In any case, my day was filled with productivity. Work flows! Buckets! Advancers! Returners! All sorts of fun stuff! Returners are really just the name that I gave to an instantiation of a bucket, but I needed to make the Final Fantasy VI reference for the sake of Banon. My Returners actually make usability strides where I was having engineering troubles, so I am grateful to them.
So what did I really do? Efforts now move through most statuses of the system now. Each object in the system may take on a status by being placed into a bucket, which they need to have completed. This allows objects to have arbitrary steps assigned to them, and even steps interjected as needed. There are different screens to display what’s in a bucket. Each one has a unique set of actions that can be performed on that object. Objects either advance through each screen or they don’t.

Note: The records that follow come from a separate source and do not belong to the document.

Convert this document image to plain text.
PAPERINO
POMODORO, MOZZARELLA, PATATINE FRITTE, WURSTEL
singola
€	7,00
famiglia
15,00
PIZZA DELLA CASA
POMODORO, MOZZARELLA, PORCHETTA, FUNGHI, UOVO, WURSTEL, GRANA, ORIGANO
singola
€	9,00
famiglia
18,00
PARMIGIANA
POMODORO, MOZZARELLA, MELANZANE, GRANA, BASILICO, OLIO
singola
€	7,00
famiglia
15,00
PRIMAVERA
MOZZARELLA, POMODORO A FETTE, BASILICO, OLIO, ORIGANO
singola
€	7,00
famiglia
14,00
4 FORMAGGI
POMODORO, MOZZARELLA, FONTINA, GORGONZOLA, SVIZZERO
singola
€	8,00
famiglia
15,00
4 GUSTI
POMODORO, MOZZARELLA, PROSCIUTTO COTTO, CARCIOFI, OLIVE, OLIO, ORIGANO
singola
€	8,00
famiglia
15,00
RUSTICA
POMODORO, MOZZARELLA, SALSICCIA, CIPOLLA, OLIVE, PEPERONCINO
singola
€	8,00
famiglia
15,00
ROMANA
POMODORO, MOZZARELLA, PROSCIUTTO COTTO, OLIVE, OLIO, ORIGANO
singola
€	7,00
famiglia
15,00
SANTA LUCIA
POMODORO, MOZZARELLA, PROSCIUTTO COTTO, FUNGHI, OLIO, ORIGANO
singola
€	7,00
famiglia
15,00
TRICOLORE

If the advancement option is chosen on the screen, an advancer is run. However, depending on the job associated with that object, it may actually have a different work flow than another item on the list. Each work flow has its own implementation of the advancer and smaller advancing classes. When processing the action advancements trigger the advancer to call that work flow’s advancer on the fly, passing in the bucket that the object’s in, from which it can determine which object had which action complete. The current bucket is deactivated and any other qualifying buckets are activated.
There are still problems with this system, but all in all, it works out pretty well. In the future, advancers are going to include a rejection method so that if the action is not a confirming one, the logic for rolling things back can be placed by the logic to move them forward. That way, it can vary by work flow. I also want to include a custom action method when the choise isn’t as simple as advancement and rejection.
Right now, the rejection code lives in the processing screen, which I’m not all that fond of. Keeping the code to generate presentation separate from the code to do database stuff makes each easier to read. Spreading it out across files can make hunting down the right file kind of hard, but that’s what makes the same action able to trigger different events work in the first place.
Finally, what’s a Returner? It’s a simple query string passed from the job screen to highlight the job’s entry on the action screen and once the action has been processed, return the user back to the job screen instead of the action screen. This helps me from having to re-implement various forms and validations for the job screen. This also has the added usability feature that if the user is redirected to a batch entry screen, they can complete not only the highlighted entry, but a bunch more before returning. I think that’s neat.
I think that’s enough downloading what I did at work the last two days for tonight.